Live Review: Jeremy Warmsley @ Hoxton Bar and Kitchen, October 20th 2008

Jay Jay Pistolet, a favourite here at FFS, opened to a room so hushed that the police sirens on Old Street were audible.  He delighted as he struggled with a coca-cola high and a messily-stringed mandolin to deliver a particularly stunning rendition of ‘Happy Birthday You’, easily in the top 10 love songs ever.

Regular visitors will know that we make no bones about our passion for Peggy Sue, who joined Warmsley for a number of gigs on this particular tour.  I shan’t go on and on, but their cover of Missy Elliot’s ‘All N My Grill’ was just swell, and Katy Klaw’s delight at seeing herself reflected between Jack Peñate’s legs in a giant mirror above the bar drew hearty laughter from the audience.

With a genealogy that straddles the Channel and a musical career which already spans multiple locations and genres, Jeremy Warmsley seemed perfectly at home in this splendid little venue in ‘trendy’ Hoxton.  Some might say that he owned the stage, ensconced behind a keyboard bedecked in twinkly icicle lights. 

Warmsley is currently touring to promote his new album ‘How We Became’ and the majority of his set was therefore drawn from this record.  Tracks of note include single ‘Dancing with the Enemy’, a sweet narrative objecting to the intrusion of prejudice in matters of the heart. 

‘If He Breaks Your Heart’ is full of delicate threats of acts of violence against a despised love rival.  Warmsley’s sardonic introduction to this song elicited a diaphanous flutter of laughter from his oh-so-polite audience.

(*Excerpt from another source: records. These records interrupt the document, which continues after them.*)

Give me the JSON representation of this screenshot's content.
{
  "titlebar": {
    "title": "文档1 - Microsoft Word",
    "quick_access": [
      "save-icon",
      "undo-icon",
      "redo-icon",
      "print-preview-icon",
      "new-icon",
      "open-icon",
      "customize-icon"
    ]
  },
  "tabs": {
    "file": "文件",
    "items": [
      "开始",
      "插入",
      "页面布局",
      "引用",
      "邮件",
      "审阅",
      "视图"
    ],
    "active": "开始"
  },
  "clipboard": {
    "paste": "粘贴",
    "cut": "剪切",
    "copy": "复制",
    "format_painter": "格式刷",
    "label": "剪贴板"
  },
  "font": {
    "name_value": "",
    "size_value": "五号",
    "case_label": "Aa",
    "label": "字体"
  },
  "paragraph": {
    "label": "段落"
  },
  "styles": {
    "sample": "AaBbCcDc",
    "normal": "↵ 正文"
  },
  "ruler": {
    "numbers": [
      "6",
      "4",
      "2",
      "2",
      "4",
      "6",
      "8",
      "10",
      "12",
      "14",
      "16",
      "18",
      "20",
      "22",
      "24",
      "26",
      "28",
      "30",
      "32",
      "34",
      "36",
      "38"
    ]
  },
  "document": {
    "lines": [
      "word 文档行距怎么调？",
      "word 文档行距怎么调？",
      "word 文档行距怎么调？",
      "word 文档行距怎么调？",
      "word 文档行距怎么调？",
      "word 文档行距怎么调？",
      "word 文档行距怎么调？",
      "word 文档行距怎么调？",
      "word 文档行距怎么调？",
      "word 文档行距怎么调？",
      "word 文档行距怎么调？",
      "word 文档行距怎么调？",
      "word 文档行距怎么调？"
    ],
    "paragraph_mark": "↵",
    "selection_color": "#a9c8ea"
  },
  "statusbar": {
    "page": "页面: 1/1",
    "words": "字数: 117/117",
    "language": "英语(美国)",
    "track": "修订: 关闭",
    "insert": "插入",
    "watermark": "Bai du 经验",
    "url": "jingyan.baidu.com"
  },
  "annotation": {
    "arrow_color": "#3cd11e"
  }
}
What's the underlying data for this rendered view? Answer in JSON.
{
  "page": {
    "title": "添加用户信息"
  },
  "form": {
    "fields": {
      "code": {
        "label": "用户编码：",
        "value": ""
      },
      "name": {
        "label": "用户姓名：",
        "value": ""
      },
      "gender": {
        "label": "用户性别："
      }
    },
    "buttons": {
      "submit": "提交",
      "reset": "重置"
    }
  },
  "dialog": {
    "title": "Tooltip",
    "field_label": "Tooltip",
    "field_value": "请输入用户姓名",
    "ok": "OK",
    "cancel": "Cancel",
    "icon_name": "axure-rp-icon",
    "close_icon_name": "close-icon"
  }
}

The set ended with a spiffing cover of New Order’s ‘Temptation’ which morphed inexplicably into Elbow’s ‘Any Day Now’ – a definite crowd-pleaser.  This reviewer was left strangely unmoved by the headline entertainment, but there is no questioning the musical proficiency or popularity of this electro-folk troubadour, who will doubtless go very far indeed and prove my whimsy wrong.